Muchas de sus novelas han sido llevadas al cine. Él mismo fue guionista de Hitchcock en la película Los pájaros; también la televisión le debe algunas de sus mejores producciones. La ya clásica serie Hill Street Blues es una copia, no confesada (para escamotear el pago de derechos del autor) de la comisaría del Distrito 87. El propio McBain ironiza sobre este plagio no declarado: el capitán Furillo es italiano con una «r» y dos «1» en su nombre como Carella. Meyer Meyer se parece a Goldblum -judío y calvo-; el policía corrupto de televisión, Charlie Weeks, es un sosias del mcbainiano Ollie Weeks... La ciudad imaginaria de la Costa Este norteamericana que aparece en Hill Street es idéntica a la «inventada» Isola de McBain (una mezcla de Nueva York y Chicago).
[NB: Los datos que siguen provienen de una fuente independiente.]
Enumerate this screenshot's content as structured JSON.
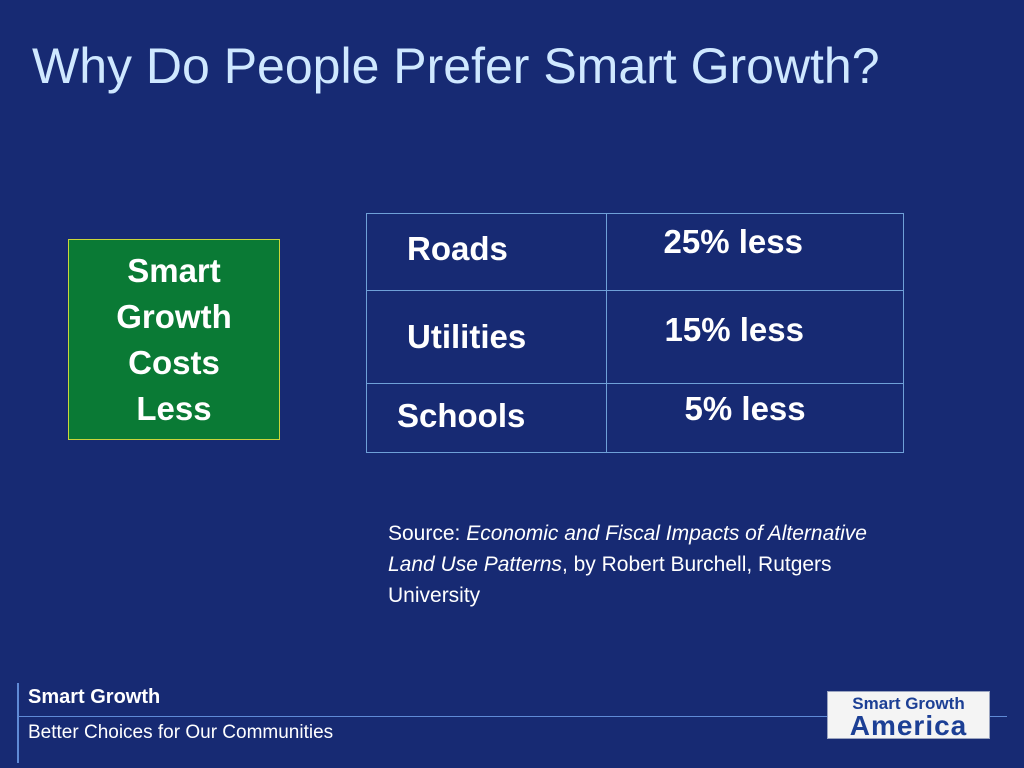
{
  "slide": {
    "title": "Why Do People Prefer Smart Growth?",
    "highlight_box": {
      "lines": [
        "Smart",
        "Growth",
        "Costs",
        "Less"
      ]
    },
    "table": {
      "rows": [
        {
          "category": "Roads",
          "value": "25% less"
        },
        {
          "category": "Utilities",
          "value": "15% less"
        },
        {
          "category": "Schools",
          "value": "5% less"
        }
      ]
    },
    "source": {
      "prefix": "Source: ",
      "title": "Economic and Fiscal Impacts of Alternative Land Use Patterns",
      "suffix": ", by Robert Burchell, Rutgers University"
    },
    "footer": {
      "title": "Smart Growth",
      "subtitle": "Better Choices for Our Communities"
    },
    "logo": {
      "line1": "Smart Growth",
      "line2": "America"
    }
  },
  "colors": {
    "background": "#172a73",
    "title": "#cfe8ff",
    "highlight_box": "#0a7a35",
    "table_border": "#6fa0d8",
    "logo_text": "#1c3f95"
  }
}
Muchas historias de la serie televisiva parecen sacadas directamente del universo policial del Distrito 87. Ed McBain lo pone en boca de dos de sus personajes en Relámpago:

-Me tiene preocupado de verdad lo mucho que Hill Street Blues se parece a nosotros. En serio, Meyer, nosotros somos polis de verdad ¿o no?

-Yo diría que sí, que somos polis de verdad, en efecto dijo Meyer.

-Y esos fulanos son una invención, que usan nombres que se parecen a los de los polis «de verdad» en una ciudad «de verdad». No es justo, Meyer.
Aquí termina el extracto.